The feeling that my wants introduce an array of needless complications into her existence might explain my current crisis of not getting what I want. I just got back home after a 2 week  trip – my first such extended absence in almost 6 years. (Note: she has had several such trips over the same time period.) I miss my family when we are not together. I am a physical person and was raised in a demonstrative, touchy-feely family with lots of hugging and physical reassurance. Going without that when we are not together is tolerable in part because I can at least have the illusion that we all feel the same way and that we will make up for lost hugs when we are reunited. (Hugs with my kids, and perhaps more than just that with my wife.) When I got back from this most recent trips my daughter was predictably cuddly, and even my teenage son was the source of several unsolicited pats and hugs. Not the case with my wife. No, she’s not mad at me. She just thinks that things were very peaceful without me around, and peace is what she wants most in life.

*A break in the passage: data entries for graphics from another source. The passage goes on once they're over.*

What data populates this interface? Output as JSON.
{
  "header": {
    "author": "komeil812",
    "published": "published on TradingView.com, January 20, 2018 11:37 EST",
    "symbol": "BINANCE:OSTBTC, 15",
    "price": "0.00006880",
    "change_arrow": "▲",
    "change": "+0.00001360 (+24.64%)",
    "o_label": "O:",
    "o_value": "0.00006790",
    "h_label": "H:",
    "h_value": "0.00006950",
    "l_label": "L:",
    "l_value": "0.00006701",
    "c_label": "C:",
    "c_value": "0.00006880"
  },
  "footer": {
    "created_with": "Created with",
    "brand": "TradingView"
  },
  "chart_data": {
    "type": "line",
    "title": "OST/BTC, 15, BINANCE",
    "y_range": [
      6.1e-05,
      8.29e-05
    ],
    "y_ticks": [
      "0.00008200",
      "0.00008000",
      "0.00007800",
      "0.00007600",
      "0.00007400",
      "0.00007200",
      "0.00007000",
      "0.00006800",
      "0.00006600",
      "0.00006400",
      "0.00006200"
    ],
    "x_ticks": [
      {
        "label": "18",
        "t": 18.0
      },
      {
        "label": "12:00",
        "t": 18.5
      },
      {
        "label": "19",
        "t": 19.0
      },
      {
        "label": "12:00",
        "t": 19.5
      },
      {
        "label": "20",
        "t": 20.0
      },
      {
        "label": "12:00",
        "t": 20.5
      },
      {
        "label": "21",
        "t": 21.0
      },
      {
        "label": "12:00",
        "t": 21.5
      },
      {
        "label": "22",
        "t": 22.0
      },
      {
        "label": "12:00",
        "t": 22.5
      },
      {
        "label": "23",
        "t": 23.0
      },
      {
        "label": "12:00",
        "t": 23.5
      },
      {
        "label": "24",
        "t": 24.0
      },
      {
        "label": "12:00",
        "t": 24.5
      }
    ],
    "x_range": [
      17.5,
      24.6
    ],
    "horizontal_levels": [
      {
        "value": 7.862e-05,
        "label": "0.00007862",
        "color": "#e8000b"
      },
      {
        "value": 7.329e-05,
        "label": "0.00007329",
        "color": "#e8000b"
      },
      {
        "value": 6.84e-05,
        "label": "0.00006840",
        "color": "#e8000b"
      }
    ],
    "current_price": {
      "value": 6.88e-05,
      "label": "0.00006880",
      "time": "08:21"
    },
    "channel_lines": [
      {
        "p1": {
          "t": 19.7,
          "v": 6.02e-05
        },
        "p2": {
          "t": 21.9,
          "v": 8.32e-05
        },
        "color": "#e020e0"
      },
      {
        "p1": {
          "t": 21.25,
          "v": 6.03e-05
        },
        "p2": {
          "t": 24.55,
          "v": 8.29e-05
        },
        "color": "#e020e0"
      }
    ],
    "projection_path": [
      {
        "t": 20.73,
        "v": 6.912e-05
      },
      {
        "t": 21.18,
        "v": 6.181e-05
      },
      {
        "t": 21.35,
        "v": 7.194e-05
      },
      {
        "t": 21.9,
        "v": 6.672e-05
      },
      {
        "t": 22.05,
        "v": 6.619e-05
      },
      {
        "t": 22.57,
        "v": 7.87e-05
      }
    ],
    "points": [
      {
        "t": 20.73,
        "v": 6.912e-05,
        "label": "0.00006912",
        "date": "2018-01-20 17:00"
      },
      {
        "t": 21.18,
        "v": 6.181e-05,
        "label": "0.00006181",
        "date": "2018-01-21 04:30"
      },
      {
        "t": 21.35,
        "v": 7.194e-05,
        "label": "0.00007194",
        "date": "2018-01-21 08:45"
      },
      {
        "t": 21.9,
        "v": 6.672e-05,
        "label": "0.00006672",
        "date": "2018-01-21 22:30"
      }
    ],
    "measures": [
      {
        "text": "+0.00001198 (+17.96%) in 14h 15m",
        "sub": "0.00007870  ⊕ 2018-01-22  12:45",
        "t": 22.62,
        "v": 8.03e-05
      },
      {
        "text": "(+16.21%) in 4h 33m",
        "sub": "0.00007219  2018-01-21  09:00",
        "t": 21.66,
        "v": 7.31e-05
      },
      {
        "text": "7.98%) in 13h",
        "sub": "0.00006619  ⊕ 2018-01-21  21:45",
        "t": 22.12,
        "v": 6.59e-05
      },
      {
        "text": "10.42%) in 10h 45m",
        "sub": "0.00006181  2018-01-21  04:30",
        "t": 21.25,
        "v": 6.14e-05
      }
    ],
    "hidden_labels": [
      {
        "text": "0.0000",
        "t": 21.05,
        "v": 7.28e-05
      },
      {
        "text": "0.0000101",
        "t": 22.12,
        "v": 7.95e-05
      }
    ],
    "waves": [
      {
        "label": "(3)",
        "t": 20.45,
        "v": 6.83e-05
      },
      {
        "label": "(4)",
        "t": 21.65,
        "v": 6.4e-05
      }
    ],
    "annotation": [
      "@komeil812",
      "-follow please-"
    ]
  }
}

Figure out what you want and learn how to ask for it? I want more physical intimacy. I’m not talking about nymphomania, just some sort of indication that I was missed and that it seems good that I am back. How good? Show me. Convince me. As it is, I’m looking at taking more out-of-town jobs because the illusion of maybe being missed while gone is more comforting than the loneliness of returning and sharing a bed with someone who doesn’t hug you back.

Am I asking for something that unreasonable? As a BWG I am used to being considered the bad guy, but am I really asking for too much in this case?